Post-processing fairness with minimal changes
Federico Di Gennaro, Thibault Laugel, Vincent Grari, Xavier Renard, Marcin Detyniecki
TL;DR
The paper tackles the challenge of achieving fairness in predictive models via post-processing without requiring sensitive attributes at test time. It introduces Ratio-Based Model Debiasing (RBMD), a model-agnostic approach that multiplies the logit of a biased classifier by a learned ratio, producing a corrected score g(X) = σ(r(X) f_logit(X)). The method combines a ratio penalty to minimize changes with an adversarial objective to enforce Demographic Parity, yielding competitive accuracy-fairness trade-offs on Law School and COMPAS while altering fewer predictions than many baselines. This makes RBMD practically appealing for production systems where preserving validated predictions is crucial and sensitive attributes are unavailable during inference. The work also demonstrates interpretability benefits through surrogate models that explain which instances are targeted by debiasing and how changes propagate in the feature space.
Abstract
In this paper, we introduce a novel post-processing algorithm that is both model-agnostic and does not require the sensitive attribute at test time.

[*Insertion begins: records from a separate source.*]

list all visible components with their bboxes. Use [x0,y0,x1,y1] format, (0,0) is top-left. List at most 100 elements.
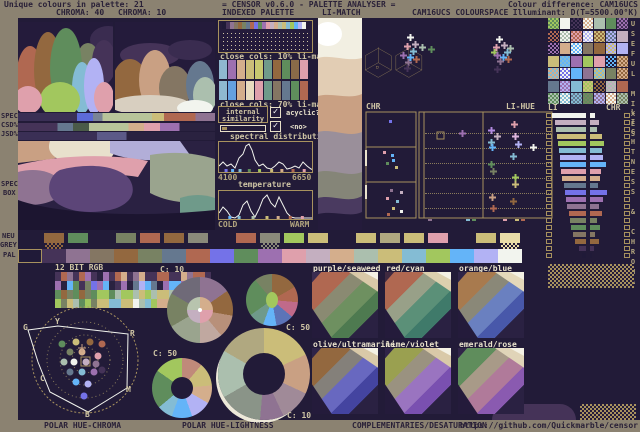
rgb12-tile[interactable] [115,272,127,290]
close-col-swatch[interactable] [246,81,254,100]
close-col-swatch[interactable] [282,81,290,100]
close-col-swatch[interactable] [300,81,308,100]
close-col-swatch[interactable] [291,81,299,100]
mix-tile[interactable] [571,30,582,42]
mix-tile[interactable] [594,68,605,80]
rgb12-tile[interactable] [55,272,67,290]
similarity-checkbox[interactable]: ✓ [270,107,281,118]
palette-swatch[interactable] [210,249,234,263]
mix-tile[interactable] [594,43,605,55]
indexed-swatch[interactable] [302,22,306,29]
acyclic-checkbox[interactable]: ✓ [270,121,281,132]
mix-tile[interactable] [594,80,605,92]
mix-tile[interactable] [559,18,571,29]
mix-tile[interactable] [571,43,582,55]
mix-tile[interactable] [594,93,605,105]
mix-tile[interactable] [617,43,628,55]
mix-tile[interactable] [548,18,559,29]
close-col-swatch[interactable] [246,60,254,79]
mix-tile[interactable] [605,18,617,29]
palette-swatch[interactable] [330,249,354,263]
mix-tile[interactable] [594,30,605,42]
close-col-swatch[interactable] [255,60,263,79]
mix-tile[interactable] [605,43,617,55]
mix-tile[interactable] [617,55,628,67]
rgb12-tile[interactable] [103,272,115,290]
close-col-swatch[interactable] [273,81,281,100]
close-col-swatch[interactable] [291,60,299,79]
palette-swatch[interactable] [18,249,42,263]
mix-tile[interactable] [548,80,559,92]
palette-swatch[interactable] [306,249,330,263]
mix-tile[interactable] [548,43,559,55]
palette-swatch[interactable] [90,249,114,263]
mix-tile[interactable] [582,55,594,67]
mix-tile[interactable] [548,68,559,80]
close-col-swatch[interactable] [219,81,227,100]
rgb12-tile[interactable] [79,272,91,290]
palette-swatch[interactable] [498,249,522,263]
palette-swatch[interactable] [354,249,378,263]
mix-tile[interactable] [548,30,559,42]
palette-swatch[interactable] [42,249,66,263]
rgb12-tile[interactable] [127,272,139,290]
mix-tile[interactable] [559,68,571,80]
rgb12-tile[interactable] [151,272,163,290]
palette-swatch[interactable] [138,249,162,263]
mix-tile[interactable] [571,68,582,80]
mix-tile[interactable] [582,80,594,92]
mix-tile[interactable] [617,30,628,42]
mix-tile[interactable] [617,68,628,80]
mix-tile[interactable] [571,18,582,29]
mix-tile[interactable] [582,68,594,80]
mix-tile[interactable] [582,93,594,105]
mix-tile[interactable] [571,80,582,92]
palette-swatch[interactable] [282,249,306,263]
palette-swatch[interactable] [474,249,498,263]
mix-tile[interactable] [617,18,628,29]
mix-tile[interactable] [559,55,571,67]
mix-tile[interactable] [559,43,571,55]
close-col-swatch[interactable] [237,81,245,100]
mix-tile[interactable] [594,18,605,29]
mix-tile[interactable] [594,55,605,67]
close-col-swatch[interactable] [300,60,308,79]
mix-tile[interactable] [571,93,582,105]
rgb12-tile[interactable] [163,272,175,290]
palette-swatch[interactable] [378,249,402,263]
mix-tile[interactable] [582,18,594,29]
mix-tile[interactable] [605,30,617,42]
rgb12-tile[interactable] [139,272,151,290]
close-col-swatch[interactable] [219,60,227,79]
mix-tile[interactable] [559,80,571,92]
mix-tile[interactable] [571,55,582,67]
palette-swatch[interactable] [450,249,474,263]
palette-swatch[interactable] [162,249,186,263]
close-col-swatch[interactable] [273,60,281,79]
close-col-swatch[interactable] [264,81,272,100]
mix-tile[interactable] [582,43,594,55]
close-col-swatch[interactable] [237,60,245,79]
palette-swatch[interactable] [234,249,258,263]
close-col-swatch[interactable] [264,60,272,79]
palette-swatch[interactable] [258,249,282,263]
close-col-swatch[interactable] [255,81,263,100]
mix-tile[interactable] [605,80,617,92]
palette-swatch[interactable] [186,249,210,263]
palette-swatch[interactable] [114,249,138,263]
github-url-link[interactable]: https://github.com/Quickmarble/censor [460,422,638,430]
mix-tile[interactable] [617,80,628,92]
palette-swatch[interactable] [426,249,450,263]
palette-swatch[interactable] [402,249,426,263]
mix-tile[interactable] [548,55,559,67]
rgb12-tile[interactable] [91,272,103,290]
mix-tile[interactable] [605,68,617,80]
close-col-swatch[interactable] [282,60,290,79]
mix-tile[interactable] [605,55,617,67]
close-col-swatch[interactable] [228,60,236,79]
mix-tile[interactable] [559,93,571,105]
close-col-swatch[interactable] [228,81,236,100]
rgb12-tile[interactable] [67,272,79,290]
palette-swatch[interactable] [66,249,90,263]
mix-tile[interactable] [559,30,571,42]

In addition, our algorithm is explicitly designed to enforce minimal changes between biased and debiased predictions; a property that, while highly desirable, is rarely prioritized as an explicit objective in fairness literature. Our approach leverages a multiplicative factor applied to the logit value of probability scores produced by a black-box classifier. We demonstrate the efficacy of our method through empirical evaluations, comparing its performance against other four debiasing algorithms on two widely used datasets in fairness research.